- Sire: What a Pleasure
- Grandsire: Bold Ruler
- Dam: Tularia
- Damsire: Tulyar
- Sex: Stallion
- Foaled: 1973
- Country: United States
- Colour: Dark Bay
- Breeder: Waldemar Farms
- Owner: Bertram R. Firestone
- Trainer: LeRoy Jolley
- Record: 25: 12-6-2
- Earnings: $839,997

Major wins
- Champagne Stakes (1975) Laurel Futurity Stakes (1975) Arlington-Washington Futurity Stakes (1975) Cowdin Stakes (1975) Florida Derby (1976) Flamingo Stakes (1976) Travers Stakes (1976) Blue Grass Stakes (1976) Ben Ali Handicap (1977) American Classic Race placing: Kentucky Derby 2nd (1976)

Awards
- American Champion Two-Year-Old Colt (1975)

= Honest Pleasure =

American-bred Thoroughbred racehorse

Honest Pleasure (1973 - August 17, 1992) was an American thoroughbred racehorse.

==Background==
Bred in Florida by Waldemar Farms, he was sired by leading American sire What A Pleasure, out of the mare Tularia, whose sire, Tulyar, was owned and bred by The Aga Khan IV and was a stakes winner in Ireland and England. He was purchased at the Saratoga yearling sales for $45,000 by Bertram and Diana Firestone in 1974.

He was trained by Hall of Fame trainer LeRoy Jolley,

==Racing career==
Honest Pleasure was a precocious two-year-old and dominated his division. Headstrong like his grandsire, Bold Ruler, he liked to run in front and easily won the Champagne Stakes, Laurel Futurity Stakes, Arlington-Washington Futurity Stakes, and the Cowdin Stakes. At the end of the year, he was named American Champion Two-Year-Old Colt.

1976 brought a rival in Bold Forbes, another colt with a similar ancestry in grandsire Bold Ruler and running style. Bold Forbes had raced mostly in Puerto Rico as a two-year-old but challenged Honest Pleasure at three.

Honest Pleasure won the Flamingo Stakes by 11 lengths in February, and went on to win the Florida Derby and the Blue Grass Stakes as the favorite.

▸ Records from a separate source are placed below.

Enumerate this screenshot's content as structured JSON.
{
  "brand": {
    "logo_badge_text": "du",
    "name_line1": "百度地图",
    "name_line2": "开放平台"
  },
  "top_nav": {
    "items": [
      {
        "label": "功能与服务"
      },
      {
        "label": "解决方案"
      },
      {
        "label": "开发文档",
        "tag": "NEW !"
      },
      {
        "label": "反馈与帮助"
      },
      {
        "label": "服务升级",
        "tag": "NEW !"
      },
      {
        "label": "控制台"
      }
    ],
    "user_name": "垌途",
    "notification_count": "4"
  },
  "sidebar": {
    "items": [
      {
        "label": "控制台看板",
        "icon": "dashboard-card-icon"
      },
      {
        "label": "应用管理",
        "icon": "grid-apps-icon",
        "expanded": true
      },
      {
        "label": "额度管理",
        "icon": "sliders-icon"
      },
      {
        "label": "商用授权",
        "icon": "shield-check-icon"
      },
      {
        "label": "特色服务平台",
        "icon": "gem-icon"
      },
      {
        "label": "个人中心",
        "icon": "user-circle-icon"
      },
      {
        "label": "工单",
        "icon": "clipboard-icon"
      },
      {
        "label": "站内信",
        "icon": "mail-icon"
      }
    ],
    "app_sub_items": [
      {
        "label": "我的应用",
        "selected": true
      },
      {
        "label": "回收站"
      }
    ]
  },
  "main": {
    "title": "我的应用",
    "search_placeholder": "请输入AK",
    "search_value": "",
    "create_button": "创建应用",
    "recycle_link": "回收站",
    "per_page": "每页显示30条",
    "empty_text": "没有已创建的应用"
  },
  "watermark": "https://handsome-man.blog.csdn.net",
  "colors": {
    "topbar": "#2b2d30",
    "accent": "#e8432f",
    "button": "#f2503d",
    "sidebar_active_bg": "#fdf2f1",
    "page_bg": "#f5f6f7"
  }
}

In the Kentucky Derby Jolley had Honest Pleasure sit off the pace and but he made his move too late and was beaten to the wire by Bold Forbes. In the Preakness, Honest Pleasure and Bold Forbes went to the lead and dueled through 6 furlongs in 1:09, only to lose to Elocutionist, with Honest Pleasure placing a poor fifth. He did not enter the Belmont Stakes, leaving it to Bold Forbes who narrowly won. Honest Pleasure rebounded with victory in the Travers in a stakes record time of 2:00 1/5 for 1 1/4 miles, which was broken by General Assembly in 1979 with a time of 2:00 flat, a record only broken in 2016 by Arrogate.

Later that fall, he challenged older horses in the Marlboro Cup. Carrying 119 pounds and guided by Craig Perret, The race was run on a muddy track and after leading most of the way he was caught at the wire, by the three time Horse of the year gelding Forego, who carried a 137 lb. impost, headed him out of a victory in a photo finish.

At four, Honest Pleasure won the Ben Ali Handicap at Keeneland Race Course.

==Stud record==
Retired to stud in 1977, Honest Pleasure sired several stakes winners. His progeny includes Judge Angelucci, Tres Paraiso, Honest Princess, Bedside Promise and Leroy S. (named after the Trainer Leroy Stanton Jolley).

Honest Pleasure died on August 17, 1992, at Harris Farms in California.